You know how when you are pregnant, you suddenly start seeing fellow preggos everywhere. Well, I am not pregnant, but the preggos are popping out everywhere around me. Not only is blogland filled with them, but in my real life too. Just last week on the very same day, I had two friends tell me they were pregnant. One of them is a friend from California in my old playgroup. She had a miscarriage right before we moved and I am really happy for her.
The other preggo is my next door neighbor, Erin who is married to Ben. He is deployed right now to Guam, thank goodness not Iraq. But she went to visit him over Christmas and guess what happened. Yep. She was stunned to say the least. It was really funny because she and I were talking outside the day before while Jack ran around like a wild thing that he is and I told her "just wait your turn is coming." Ha! That night she peed on a stick. I guess it really is coming hehe. I feel really close to her, even though I have only known her for a few short months since we moved in. She went to the same small business college outside of Boston that I did, Bentley College. Of course I graduated in 1990 and she graduated in 2001 yielding even more proof to my advanced age.
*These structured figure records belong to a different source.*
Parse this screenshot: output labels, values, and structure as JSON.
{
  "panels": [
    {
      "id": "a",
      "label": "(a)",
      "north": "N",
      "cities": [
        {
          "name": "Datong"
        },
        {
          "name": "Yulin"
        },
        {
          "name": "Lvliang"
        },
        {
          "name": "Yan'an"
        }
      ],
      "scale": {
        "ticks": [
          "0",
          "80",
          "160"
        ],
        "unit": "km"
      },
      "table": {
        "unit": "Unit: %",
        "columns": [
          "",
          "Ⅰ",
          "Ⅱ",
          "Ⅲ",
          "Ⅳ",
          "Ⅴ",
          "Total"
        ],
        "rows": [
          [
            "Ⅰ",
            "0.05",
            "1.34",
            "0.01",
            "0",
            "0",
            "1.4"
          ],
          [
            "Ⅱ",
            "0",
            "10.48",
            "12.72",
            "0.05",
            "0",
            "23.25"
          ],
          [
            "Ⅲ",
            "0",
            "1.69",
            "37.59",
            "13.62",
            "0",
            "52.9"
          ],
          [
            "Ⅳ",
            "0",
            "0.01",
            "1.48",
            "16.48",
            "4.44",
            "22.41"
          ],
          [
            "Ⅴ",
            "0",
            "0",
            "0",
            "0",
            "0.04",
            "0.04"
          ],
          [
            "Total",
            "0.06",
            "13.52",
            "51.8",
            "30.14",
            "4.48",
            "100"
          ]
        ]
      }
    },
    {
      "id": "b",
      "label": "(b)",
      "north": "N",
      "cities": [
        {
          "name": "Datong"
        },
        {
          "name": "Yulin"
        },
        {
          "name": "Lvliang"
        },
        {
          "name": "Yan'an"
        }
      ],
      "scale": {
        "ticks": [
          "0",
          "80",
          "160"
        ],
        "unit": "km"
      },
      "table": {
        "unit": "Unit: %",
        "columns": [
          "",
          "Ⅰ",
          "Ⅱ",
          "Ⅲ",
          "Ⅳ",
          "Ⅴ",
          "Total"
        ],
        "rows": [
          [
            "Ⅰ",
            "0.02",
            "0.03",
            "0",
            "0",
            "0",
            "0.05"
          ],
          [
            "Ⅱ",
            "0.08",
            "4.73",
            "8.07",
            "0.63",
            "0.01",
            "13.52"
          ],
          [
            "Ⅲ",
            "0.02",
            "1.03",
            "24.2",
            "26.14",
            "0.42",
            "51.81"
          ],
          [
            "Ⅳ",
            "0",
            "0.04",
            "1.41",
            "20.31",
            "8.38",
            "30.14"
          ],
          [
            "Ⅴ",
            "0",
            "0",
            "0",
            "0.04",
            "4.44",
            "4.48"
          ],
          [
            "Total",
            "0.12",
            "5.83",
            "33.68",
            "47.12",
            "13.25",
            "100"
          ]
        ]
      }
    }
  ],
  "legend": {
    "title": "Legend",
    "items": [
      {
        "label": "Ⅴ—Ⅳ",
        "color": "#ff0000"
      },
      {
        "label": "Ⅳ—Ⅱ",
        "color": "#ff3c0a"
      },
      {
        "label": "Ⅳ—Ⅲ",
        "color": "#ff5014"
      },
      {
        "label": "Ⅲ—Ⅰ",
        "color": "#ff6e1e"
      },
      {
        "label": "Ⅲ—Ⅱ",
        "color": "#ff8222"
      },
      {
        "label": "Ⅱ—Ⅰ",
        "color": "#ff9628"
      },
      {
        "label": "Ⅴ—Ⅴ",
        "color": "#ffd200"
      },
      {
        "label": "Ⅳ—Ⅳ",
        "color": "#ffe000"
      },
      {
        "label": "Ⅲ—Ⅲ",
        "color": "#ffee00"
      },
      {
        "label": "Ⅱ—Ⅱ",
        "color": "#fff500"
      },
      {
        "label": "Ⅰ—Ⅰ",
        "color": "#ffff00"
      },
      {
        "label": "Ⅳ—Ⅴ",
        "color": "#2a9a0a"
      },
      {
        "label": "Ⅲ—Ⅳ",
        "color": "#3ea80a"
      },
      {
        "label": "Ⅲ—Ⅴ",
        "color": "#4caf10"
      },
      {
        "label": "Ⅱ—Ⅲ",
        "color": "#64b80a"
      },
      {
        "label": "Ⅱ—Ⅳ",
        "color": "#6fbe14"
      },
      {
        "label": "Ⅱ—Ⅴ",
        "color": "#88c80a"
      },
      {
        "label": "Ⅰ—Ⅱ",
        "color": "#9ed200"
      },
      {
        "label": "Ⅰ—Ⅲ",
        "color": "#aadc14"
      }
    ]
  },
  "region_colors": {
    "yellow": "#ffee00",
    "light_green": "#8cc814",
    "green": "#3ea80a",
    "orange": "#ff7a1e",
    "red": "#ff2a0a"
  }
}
But as I was talking to her about pregnancy and the joys and sorrows of being preggo, I got to thinking about Mrs. Flinger's post the other day (yes she is a preggo also). It was about the joy of motherhood, or more specifically the lack of joy a lot of days. I wanted to tell Erin that she has absolutely no idea how her life is going to change in September. I wanted to tell her that while being pregnant is so exciting and miserable, that when you hold your child the feelings you are going to feel are not what you think you will feel. I will tell her that the first month is pure hell with no sleep and many tears, both hers and the baby's. And that got me to thinking that motherhood is one huge roller coaster ride. The biggest and longest one of your life and will last till your last day on earth.